Every day I'm questioning what that means for the future of my life. It feels like my world is falling in on top of me and that everything I dreamed of doing is going to become impossible. Mentally wrapping my head around all of it isn't as difficult as the pain at its worst, obviously, but its a different type of pain that is just as debilitating.
Not only am I facing the challenge of how will I come back from this physically, but how will I heal and recover my mind and soul.
For now, I don't fully know.
So, what do I know?
I know that I have a newfound appreciation for... literally everything. The other day when I was having a good day I sat outside on a bench and I was so thankful to feel the sun on my face and the breeze. Its absurd how grateful I felt for this smallest thing.
I never want to take even the smallest things for granted. I am blessed in so many ways, and I don't always think about it. Perhaps sometimes you have to get to your lowest point to remember just how phenomenal "normal" is.
Being thankful for the little things makes every day easier. You're just happy to be there and grateful to be doing what you do. I'm excited to feel that.
I know that I will have a fresh slate. If you add it all up, my body has been "resting" from the typical demands of a training season for quite a while now. I got fresh legs.

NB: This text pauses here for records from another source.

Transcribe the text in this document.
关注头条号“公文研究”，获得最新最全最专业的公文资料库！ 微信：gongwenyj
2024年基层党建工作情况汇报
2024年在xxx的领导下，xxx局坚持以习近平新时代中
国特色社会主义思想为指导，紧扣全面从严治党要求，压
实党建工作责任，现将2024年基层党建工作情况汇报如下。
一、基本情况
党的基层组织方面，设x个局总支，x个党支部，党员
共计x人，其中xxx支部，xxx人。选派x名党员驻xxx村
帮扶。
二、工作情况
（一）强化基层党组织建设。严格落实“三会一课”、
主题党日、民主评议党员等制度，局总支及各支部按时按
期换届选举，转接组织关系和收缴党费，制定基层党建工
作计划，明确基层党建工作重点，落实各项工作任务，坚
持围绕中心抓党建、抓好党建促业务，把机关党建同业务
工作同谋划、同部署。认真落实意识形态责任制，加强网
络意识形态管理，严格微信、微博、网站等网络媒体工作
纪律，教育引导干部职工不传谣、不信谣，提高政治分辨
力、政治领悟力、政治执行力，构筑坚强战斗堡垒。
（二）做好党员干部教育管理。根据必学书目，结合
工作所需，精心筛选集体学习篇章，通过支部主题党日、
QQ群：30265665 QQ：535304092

I can slowly build back up and I know what to focus on to prevent my hamstring from slowing me down.
I'm nervous in this uncharted territory. But in it I see so much potential.
I know what I can get through. Like I said at the begining, I have had to summon new levels of strength and self-encouragement through this. I've now combated feelings of helplessness, loneliness, and despair at a level which before I couldn't have even imagined. There were days where I had to convince my body to move at all. Like: "walk to the kitchen. You can do it. Take a step."
I'm bound to complain about a tough workout again at some point. But it's unlikely that I'll ever feel a pain close in comparison to these headaches (BTW, I read that women who have these headaches and have also given birth, say the headaches are worse!)
So bring on the 1000 repeats and the all-out 300s. At least I'm able to run.
P.S.- I'm not one to talk much about my hardships publicly, especially mental ones. But I wanted to share, and will continue to share, just in case anyone who feels helpless needs to see that you can get through so much more than you think you can. That being said, I need positivity more than ever before. So please share, if you're able, coping techniques that work for you when you're in dark times!